Gerechtshof Den Haag

Datum uitspraak
7 december 2022
Publicatiedatum
17 januari 2023
Zaaknummer
BK-22/00483
Instantie
Gerechtshof Den Haag
Type
Uitspraak
Procedures
  • Hoger beroep
Vindplaatsen
  • Rechtspraak.nl
AI samenvatting door LexboostAutomatisch gegenereerd

Hoger beroep inzake de vastgestelde waarde van een woning onder de Wet WOZ

In deze zaak gaat het om een hoger beroep tegen de uitspraak van de Rechtbank Den Haag, waarin de waarde van een woning is vastgesteld door de Heffingsambtenaar van de Belastingsamenwerking Gouwe-Rijnland. De belanghebbende, eigenaar van een appartement, heeft bezwaar gemaakt tegen de vastgestelde waarde van € 441.000, die op 1 januari 2019 is vastgesteld. De belanghebbende bepleit een lagere waarde van € 434.000, onderbouwd met een rapport van Vastgoedpro.
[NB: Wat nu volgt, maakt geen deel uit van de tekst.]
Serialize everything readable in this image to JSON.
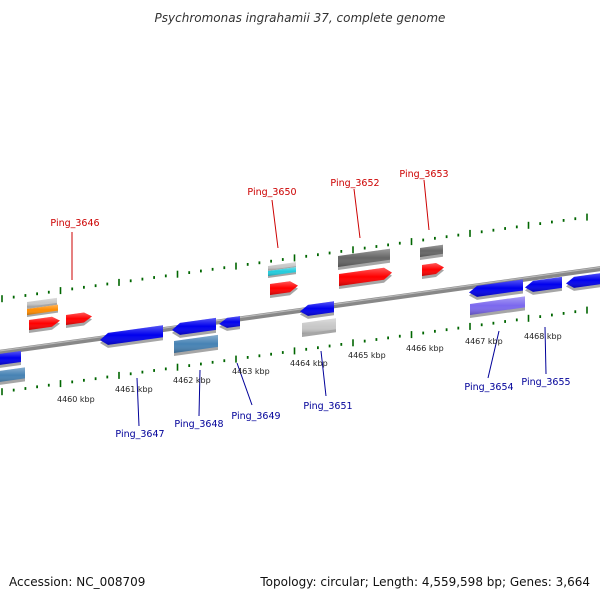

De Heffingsambtenaar heeft de waarde verdedigd met een matrix van vergelijkingsobjecten en grafieken van waardeontwikkeling. De Rechtbank heeft het beroep van de belanghebbende ongegrond verklaard, waarna de belanghebbende in hoger beroep is gegaan.
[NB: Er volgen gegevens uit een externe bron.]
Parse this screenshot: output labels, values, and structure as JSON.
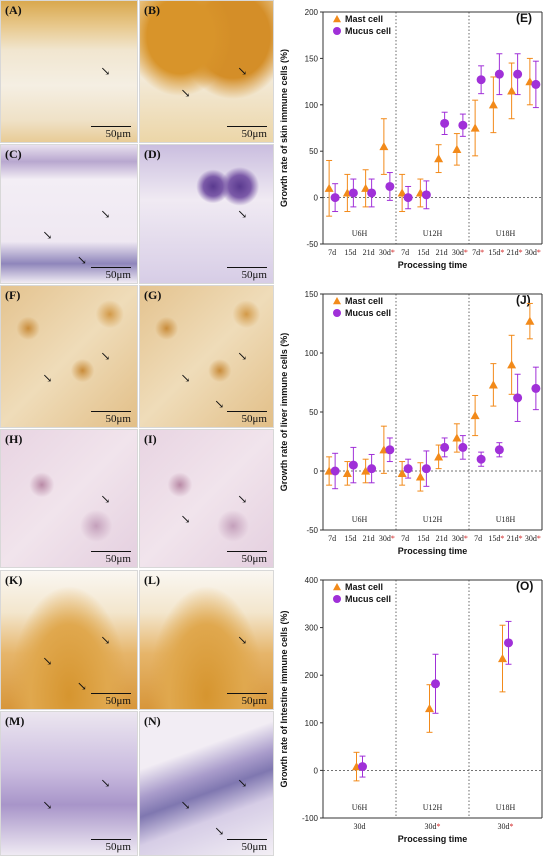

Tijdens de mondelinge behandeling heeft het Hof de argumenten van beide partijen gehoord. De belanghebbende heeft aangevoerd dat de Heffingsambtenaar onvoldoende rekening heeft gehouden met de ligging van de woning, de onderhoudsreserve van de VvE en de indexeringspercentages. Het Hof heeft echter geoordeeld dat de Heffingsambtenaar voldoende aannemelijk heeft gemaakt dat de vastgestelde waarde niet te hoog is en dat de vergelijkingsobjecten goed bruikbaar zijn voor de waardebepaling. Het Hof heeft de uitspraak van de Rechtbank bevestigd en het hoger beroep ongegrond verklaard. De proceskosten zijn niet toegewezen.

Uitspraak

GERECHTSHOF DEN HAAG

Team Belastingrecht
meervoudige kamer
nummer BK-22/00483

Uitspraak van 7 december 2022

in het geding tussen:

[X] te [Z] , belanghebbende,

(gemachtigde: G. Gieben)
en
de heffingsambtenaar van de Belastingsamenwerking Gouwe-Rijnland, de Heffingsambtenaar,
(vertegenwoordiger: […] )
op het hoger beroep van belanghebbende tegen de uitspraak van de Rechtbank Den Haag (de Rechtbank) van 28 maart 2022, SGR 21/73.

Procesverloop

1.1.
De Heffingsambtenaar heeft bij beschikking van 29 februari 2020 op grond van artikel 22 van de Wet waardering onroerende zaken (Wet WOZ) de waarde op 1 januari 2019 (de waardepeildatum) van de onroerende zaak, plaatselijk bekend als [adres] te [woonplaats] (de woning), voor het kalenderjaar 2020 vastgesteld op € 441.000 (de beschikking). Met de beschikking is in één geschrift bekendgemaakt en verenigd de aan belanghebbende voor het jaar 2020 opgelegde aanslag onroerende-zaakbelastingen (de aanslag).
1.2.
Bij uitspraak op bezwaar heeft de Heffingsambtenaar het bezwaar tegen de beschikking en de aanslag ongegrond verklaard.
1.3.
Belanghebbende heeft tegen de uitspraak op bezwaar beroep bij de Rechtbank ingesteld. Ter zake van het beroep is een griffierecht geheven van € 49. De Rechtbank heeft het beroep ongegrond verklaard.
1.4.
Belanghebbende heeft tegen de uitspraak van de Rechtbank hoger beroep ingesteld bij het Hof. Ter zake is € 136 griffierecht geheven. De Heffingsambtenaar heeft een verweerschrift ingediend. Bij brief van 24 oktober 2022 heeft de Heffingsambtenaar een nader stuk ingediend.
1.5.
De mondelinge behandeling van de zaak heeft plaatsgehad ter zitting van het Hof van 26 oktober 2022. Partijen zijn verschenen. Van het verhandelde ter zitting is een proces-verbaal opgemaakt.
Feiten
2.1.
Belanghebbende is eigenaar van de woning. Het betreft een appartement uit het bouwjaar 2017 met een inhoud van 381 m3. De woning is verder voorzien van een berging en een parkeerplaats.
2.2.
Belanghebbende heeft in beroep ter onderbouwing van de door hem bepleite waarde van € 434.000 een Rapport prijsontwikkeling woningen overgelegd van Vastgoedpro. Hierin is de koopsom van de woning van € 379.000 vanaf de transactiedatum 1 september 2017 met een percentage van 14,6 geïndexeerd naar de waardepeildatum. De geïndexeerde koopsom is in het rapport bepaald op € 434.503.
2.3.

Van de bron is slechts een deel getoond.